PERU - The fi rst year in business for the Babbie Rural and Farm Learning Museum was a good one.
Rick Laurin, who founded the museum with his uncle, Leeward Babbie, said he was impressed with the turnout the museum has seen since it opened last June.
"It was just a great year, as far as the number of people through," said Laurin.
According to the register signed by visitors to the museum, 2,036 individuals visited the River Road facility through the museum's seasonal closure Nov. 1. Another 236 were recorded as visiting with a group.
"We had school kids from Peru, Beekmantown, Chazy ... and we had Cub Scouts from Keeseville," said Laurin, noting overall, 13 percent of registered visitors were from outside Clinton County.
"We all know not everyone actually signed in, so I believe these are conservative numbers," he added. "And, I know we had three or four people that came back at least three times."
What's added to the attraction of the museum is the fact it is a "hands-on" facility, encouraging children and adults alike to interact with exhibits, said Laurin.
"We would put five or six kids on a rope and they would all pull a bale of hay up to the hay mow and slide it in," he said. "We had stations for kids where they would do scavenger hunts for items and our guides would explain them.

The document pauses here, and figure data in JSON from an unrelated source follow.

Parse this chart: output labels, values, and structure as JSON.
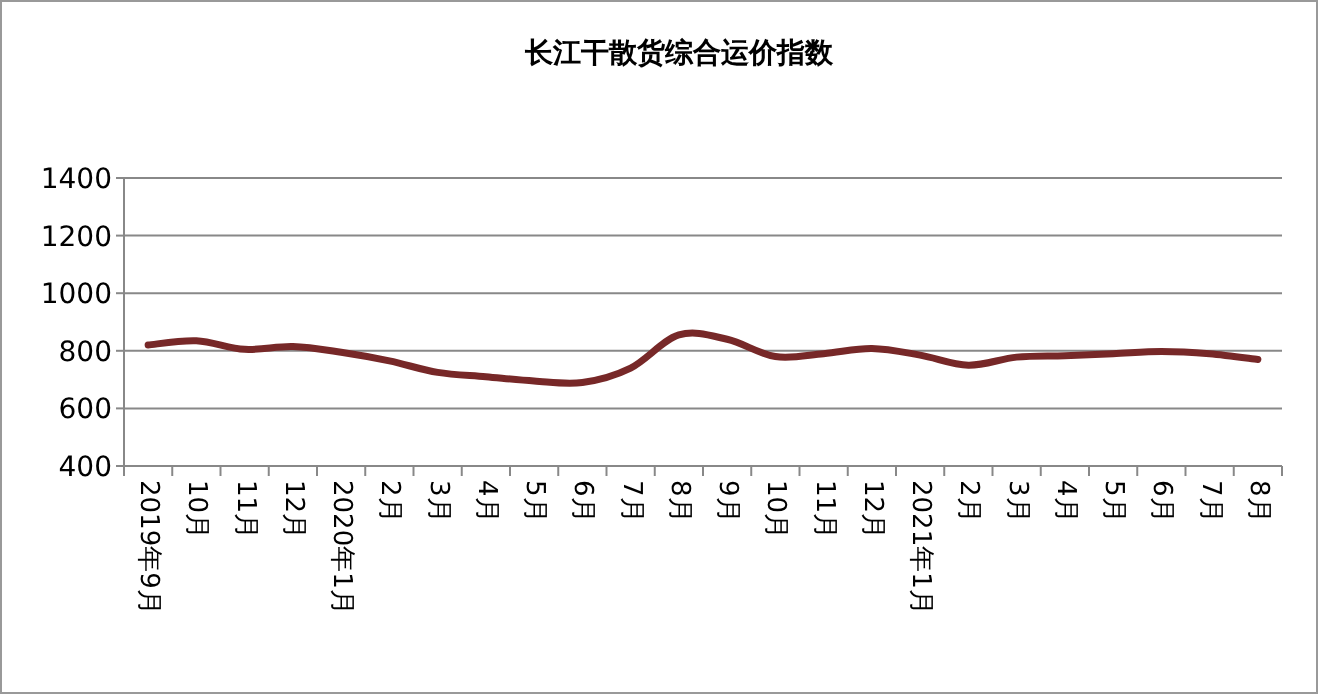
{
  "chart_data": {
    "type": "line",
    "title": "长江干散货综合运价指数",
    "categories": [
      "2019年9月",
      "10月",
      "11月",
      "12月",
      "2020年1月",
      "2月",
      "3月",
      "4月",
      "5月",
      "6月",
      "7月",
      "8月",
      "9月",
      "10月",
      "11月",
      "12月",
      "2021年1月",
      "2月",
      "3月",
      "4月",
      "5月",
      "6月",
      "7月",
      "8月"
    ],
    "series": [
      {
        "color": "#772828",
        "values": [
          820,
          835,
          805,
          815,
          795,
          765,
          725,
          710,
          695,
          690,
          740,
          855,
          840,
          780,
          790,
          808,
          785,
          750,
          778,
          783,
          790,
          798,
          790,
          770
        ]
      }
    ],
    "ylim": [
      400,
      1400
    ],
    "yticks": [
      400,
      600,
      800,
      1000,
      1200,
      1400
    ],
    "grid": "y",
    "marker": "none",
    "line_style": "solid"
  }
}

It's been very interactive, which I think gives us a slight advantage over other museums."
Creating that interaction also allows people to see how even more difficult life was on a farm from the 1800s to even just a few decades ago.
"Teaching these kids and seeing their reactions is just phenomenal," said Laurin. "We enjoy the heck out of it."
Though the museum has been enjoyed and attendance was reasonable for its first year, Laurin said he'd like to see an even bigger year when the museum reopens in the spring.